Molding Atoms: Using a tiny template to make tinier structures

With the help of a molecular mold composed of exactly 188 atoms, researchers have been able to impose textures at an even smaller atomic scale on a metal surface.

STEP TRAINING. Seen from above, a molecular mold (gray) organizes top-layer copper atoms (yellow) into a two-atom-wide protrusion. Rosei et al./Science

The structures created–strips of copper exactly two atoms wide by seven long–will probably not prove of practical value. However, the accomplishment could lead to other molecular tools that yield more desirable products, says Federico Rosei of the University of Aarhus in Denmark.

Rosei and his colleagues at Aarhus and the National Center for Scientific Research in Toulouse, France, describe the molecule’s unexpected template behavior in the April 12 Science. The molecule–a 188-atom chunk of carbon and hydrogen–was invented several years ago, by the French members of the team, to conduct electrons one at a time.

Now, Rosei says, it appears that such molecules also might serve well as agents to create ultrathin metal wires between nanometer-scale electronic devices. Researchers have devised many molecular-scale electronic components, including transistors, made from nanowires and nanotubes (SN: 11/10/01, p. 294: Wiring teensy tubes, strands into circuits). However, wiring them together and connecting them to larger devices remain “big issues to be solved in order to advance this field” of molecular electronics, Rosei says.

Ultimately, he speculates, molecules of specific designs might also function as molds, or templates, for creating other nanometer-size structures–for instance, clusters of atoms called quantum dots (SN: 7/7/01, p. 7: Wee dots yield rainbow of molecule markers).

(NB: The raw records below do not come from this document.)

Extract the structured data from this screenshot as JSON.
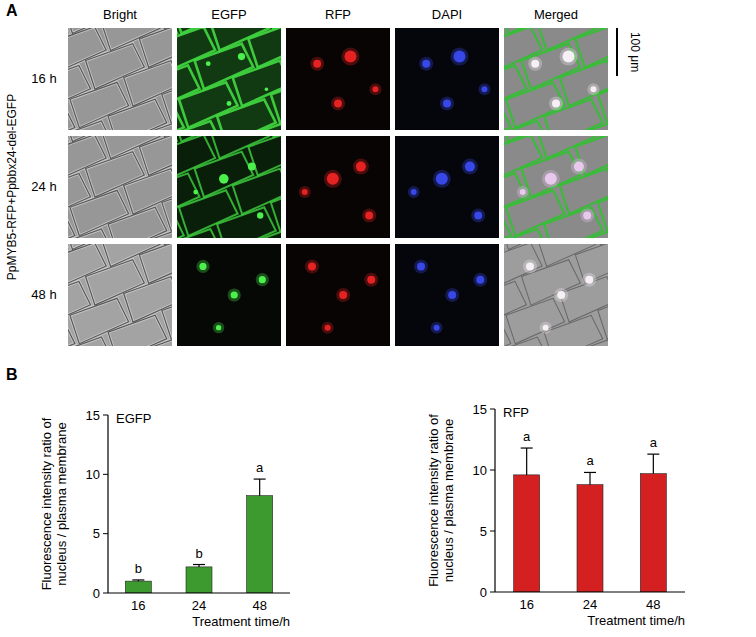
{
  "image_panel": {
    "letter": "A",
    "columns": [
      "Bright",
      "EGFP",
      "RFP",
      "DAPI",
      "Merged"
    ],
    "rows": [
      "16 h",
      "24 h",
      "48 h"
    ],
    "construct": "PpMYB5-RFP+Ppbbx24-del-EGFP",
    "scale_bar": "100 μm"
  },
  "panel_b_letter": "B",
  "chart_data": [
    {
      "type": "bar",
      "title": "EGFP",
      "categories": [
        "16",
        "24",
        "48"
      ],
      "values": [
        1.0,
        2.2,
        8.2
      ],
      "errors": [
        0.1,
        0.2,
        1.4
      ],
      "significance": [
        "b",
        "b",
        "a"
      ],
      "color": "#3d9a2e",
      "xlabel": "Treatment time/h",
      "ylabel": "Fluorescence intensity ratio of nucleus / plasma membrane",
      "ylim": [
        0,
        15
      ],
      "yticks": [
        0,
        5,
        10,
        15
      ]
    },
    {
      "type": "bar",
      "title": "RFP",
      "categories": [
        "16",
        "24",
        "48"
      ],
      "values": [
        9.6,
        8.8,
        9.7
      ],
      "errors": [
        2.2,
        1.0,
        1.6
      ],
      "significance": [
        "a",
        "a",
        "a"
      ],
      "color": "#d42020",
      "xlabel": "Treatment time/h",
      "ylabel": "Fluorescence intensity ratio of nucleus / plasma membrane",
      "ylim": [
        0,
        15
      ],
      "yticks": [
        0,
        5,
        10,
        15
      ]
    }
  ]
}
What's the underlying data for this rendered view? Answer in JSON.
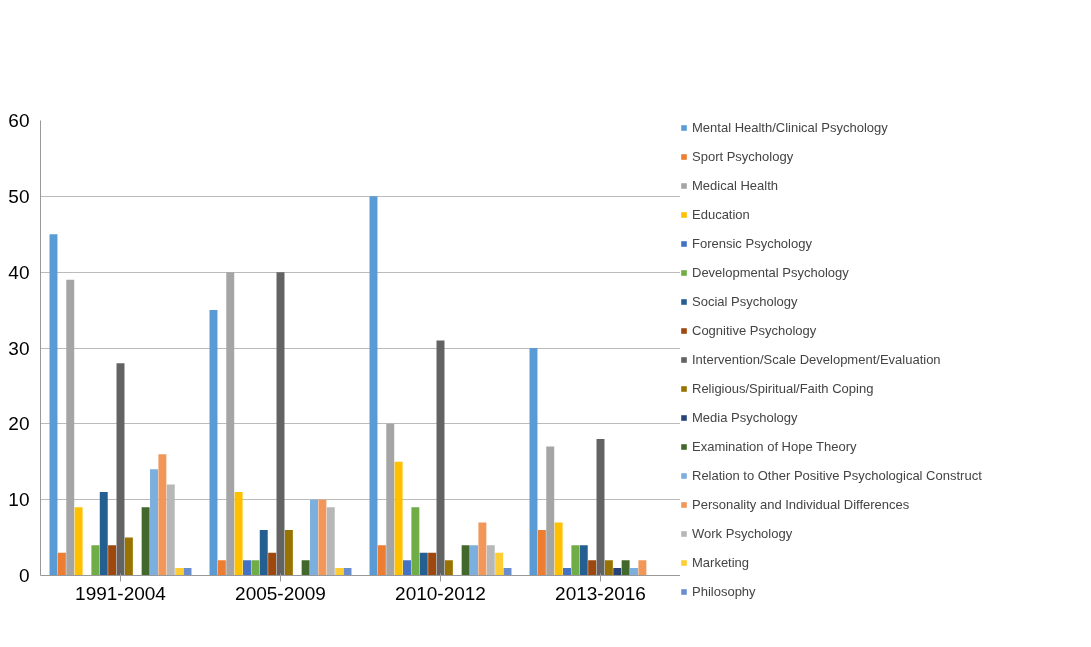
{
  "chart_data": {
    "type": "bar",
    "categories": [
      "1991-2004",
      "2005-2009",
      "2010-2012",
      "2013-2016"
    ],
    "ylim": [
      0,
      60
    ],
    "yticks": [
      0,
      10,
      20,
      30,
      40,
      50,
      60
    ],
    "grid": "y",
    "legend": "right",
    "series": [
      {
        "name": "Mental Health/Clinical Psychology",
        "color": "#5b9bd5",
        "values": [
          45,
          35,
          50,
          30
        ]
      },
      {
        "name": "Sport Psychology",
        "color": "#ed7d31",
        "values": [
          3,
          2,
          4,
          6
        ]
      },
      {
        "name": "Medical Health",
        "color": "#a5a5a5",
        "values": [
          39,
          40,
          20,
          17
        ]
      },
      {
        "name": "Education",
        "color": "#ffc000",
        "values": [
          9,
          11,
          15,
          7
        ]
      },
      {
        "name": "Forensic Psychology",
        "color": "#4472c4",
        "values": [
          0,
          2,
          2,
          1
        ]
      },
      {
        "name": "Developmental Psychology",
        "color": "#70ad47",
        "values": [
          4,
          2,
          9,
          4
        ]
      },
      {
        "name": "Social Psychology",
        "color": "#255e91",
        "values": [
          11,
          6,
          3,
          4
        ]
      },
      {
        "name": "Cognitive Psychology",
        "color": "#9e480e",
        "values": [
          4,
          3,
          3,
          2
        ]
      },
      {
        "name": "Intervention/Scale Development/Evaluation",
        "color": "#636363",
        "values": [
          28,
          40,
          31,
          18
        ]
      },
      {
        "name": "Religious/Spiritual/Faith Coping",
        "color": "#997300",
        "values": [
          5,
          6,
          2,
          2
        ]
      },
      {
        "name": "Media Psychology",
        "color": "#264478",
        "values": [
          0,
          0,
          0,
          1
        ]
      },
      {
        "name": "Examination of Hope Theory",
        "color": "#43682b",
        "values": [
          9,
          2,
          4,
          2
        ]
      },
      {
        "name": "Relation to Other Positive Psychological Construct",
        "color": "#7cafdd",
        "values": [
          14,
          10,
          4,
          1
        ]
      },
      {
        "name": "Personality and Individual Differences",
        "color": "#f1975a",
        "values": [
          16,
          10,
          7,
          2
        ]
      },
      {
        "name": "Work Psychology",
        "color": "#b7b7b7",
        "values": [
          12,
          9,
          4,
          0
        ]
      },
      {
        "name": "Marketing",
        "color": "#ffcd33",
        "values": [
          1,
          1,
          3,
          0
        ]
      },
      {
        "name": "Philosophy",
        "color": "#698ed0",
        "values": [
          1,
          1,
          1,
          0
        ]
      }
    ]
  }
}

Shaped like a four-poster bed, the molecule conducts electricity through its mattress and is insulated from the underlying substrate by its legs. To study the electronic properties of such molecules, the Aarhus members of the collaboration made them evaporate from a crucible and redeposit on a copper surface. Once there, the molecules diffused to so-called step edges–regions where the surface abruptly leaps up by a single atom’s height or more.

When the researchers examined these surfaces, they were surprised to find a copper strip extending from the step edge wherever there was a molecular bed.

Rosei and his colleagues suspect that randomly wandering copper atoms roam beneath the four-poster and get trapped there. “We’ve noticed that the ability of a molecule to modify the surface depends on whether it has legs,” notes Rosei.

Ari Aviram of IBM Thomas J. Watson Research Center in Yorktown Heights, N.Y., says, “What’s beautiful here is that the atoms of the surface itself restructure themselves.”

“What [Rosei and his colleagues] see is something I never would have imagined happening,” comments Norman C. Bartelt of Sandia National Laboratories in Livermore, Calif. “They can make [the step edge] do something that it really doesn’t want to do.”